When women are detained and arrested at the Western Wall in Jerusalem for wearing tallitot (Jewish prayer shawls) and "endangering public peace" by intoning word and melody of prayer, we are all diminished: all genders, all denominations, all people of faith, all lovers of Israel, all who value equal rights, all of us.
When I learned that Anat Hoffman had been arrested on Tuesday evening, and two other leaders of Women of the Wall detained on Wednesday morning, for committing the "crime" of wearing a tallit and praying aloud, I felt anger and shame.
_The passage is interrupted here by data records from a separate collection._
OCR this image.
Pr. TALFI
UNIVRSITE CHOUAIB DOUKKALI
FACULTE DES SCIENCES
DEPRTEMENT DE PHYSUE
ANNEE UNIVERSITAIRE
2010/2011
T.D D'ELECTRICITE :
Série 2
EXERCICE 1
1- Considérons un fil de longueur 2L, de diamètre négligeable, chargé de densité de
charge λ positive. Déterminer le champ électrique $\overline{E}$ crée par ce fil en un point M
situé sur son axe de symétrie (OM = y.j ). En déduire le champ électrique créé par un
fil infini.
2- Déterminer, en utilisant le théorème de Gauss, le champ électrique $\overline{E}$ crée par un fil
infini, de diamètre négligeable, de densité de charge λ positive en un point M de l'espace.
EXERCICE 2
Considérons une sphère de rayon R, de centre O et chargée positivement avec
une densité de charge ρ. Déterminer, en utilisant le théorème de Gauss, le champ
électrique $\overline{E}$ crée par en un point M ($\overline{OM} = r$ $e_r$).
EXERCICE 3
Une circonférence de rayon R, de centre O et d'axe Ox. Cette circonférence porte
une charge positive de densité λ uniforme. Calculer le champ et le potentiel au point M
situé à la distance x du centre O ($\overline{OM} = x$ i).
I was angry that such hypocrisy could occur in the land whose national anthem so powerfully raises up the Jewish yearning "to be a free people in our [own] land, the land of Zion, Jerusalem -- l'hiot am hofshi b'Artzeinu, Eretz Tzion, Yerushalayim." And I was embarrassed that yet again, this treasured land would message to the world that it allows itself to be puppet to the will of one extreme group out of the countless many that the country actually represents and who call it home. For when any citizen or visitor to Israel has to "admit to wearing a tallit" to the police, or "deny disturbing the peace" because they "dared" to pray aloud in a public space designated for just that, it is a shonda for us all.
I applaud those who have spoken out. Yizhar Hess, head of the Masorti Movement in Israel, said that the women detained by police "didn't steal, hit, threaten, or even go over the speed limit. They just sang ... We must be forthright -- we have experienced an historical accident. The Kotel wasn't freed, but abandoned by the Ministry of Religious Services and the ultra-Orthodox who run it." At the time I wrote this article, The Israel Religious Action Center (IRAC), The Union for Reform Judaism, The New Israel Fund, Hadassah and of course, Women of the Wall had all issued statements condemning not only the detainments, arrest and horrific treatment of Anat Hoffman, but also calling for Israel to abolish the "law" that forbids women to wear prayer shawls and pray aloud at the Western Wall. I hope this is the only the very beginning of a collective cry for equality for all at the Wall.
For those who will discount these words because of sources like Talmud Bavli's Megillah 23a, Tosafot on Sukkah 38a or others, I would urge you to consider the fact that all orient their prohibitions around zila milta, the notion that a woman praying or participating in public worship was considered an "insult" or "dishonor" to a man or the community of men, because it was a breach of the social order that governed the world at the time, if one perceived a woman as more knowledgeable than a man. In our world today, by and large, women and men traverse the same fields, and any country that chooses to call itself democratic bases itself and its laws in foundations grounded in the value of equality for all. Perhaps it is time for a halachic call of dina d'malchuta dina on the matter of women in worship in Israel, if indeed women and men are guaranteed equal rights in the land of Israel as outlined in its Declaration of Independence when it states that Israel "...will ensure complete equality of social and political rights to all its inhabitants irrespective of religion, race or sex; it will guarantee freedom of religion, conscience, language, education and culture." If not, I take to heart Blu Greenberg's often criticized, but nevertheless true words on matters of halachic evolution: "Where there is a rabbinic will, there is a halachic way."
But even if no change comes to the governance of the Western Wall and its "laws," one must wonder, what is the real zila milta ("insult" or "offense") with women wearing tallitot and praying? After her release, Anat Hoffman reported that her treatment while in jail was abusive. She said, "In the past when I was detained, I had to have a policewoman come with me, but this was something completely different. This time they checked me naked, completely, without my underwear. They dragged me on the floor 15 meters, my arms are bruised. They put me in a cell without a bed, with three other prisoners, including a prostitute and a car thief. They threw the food through a little window in the door. I laid on the floor covered with my tallit ... and for what? I was with the Hadassah women saying Shema Yisrael."
All of Am Yisrael is shamed, insulted, offended and lessened by that.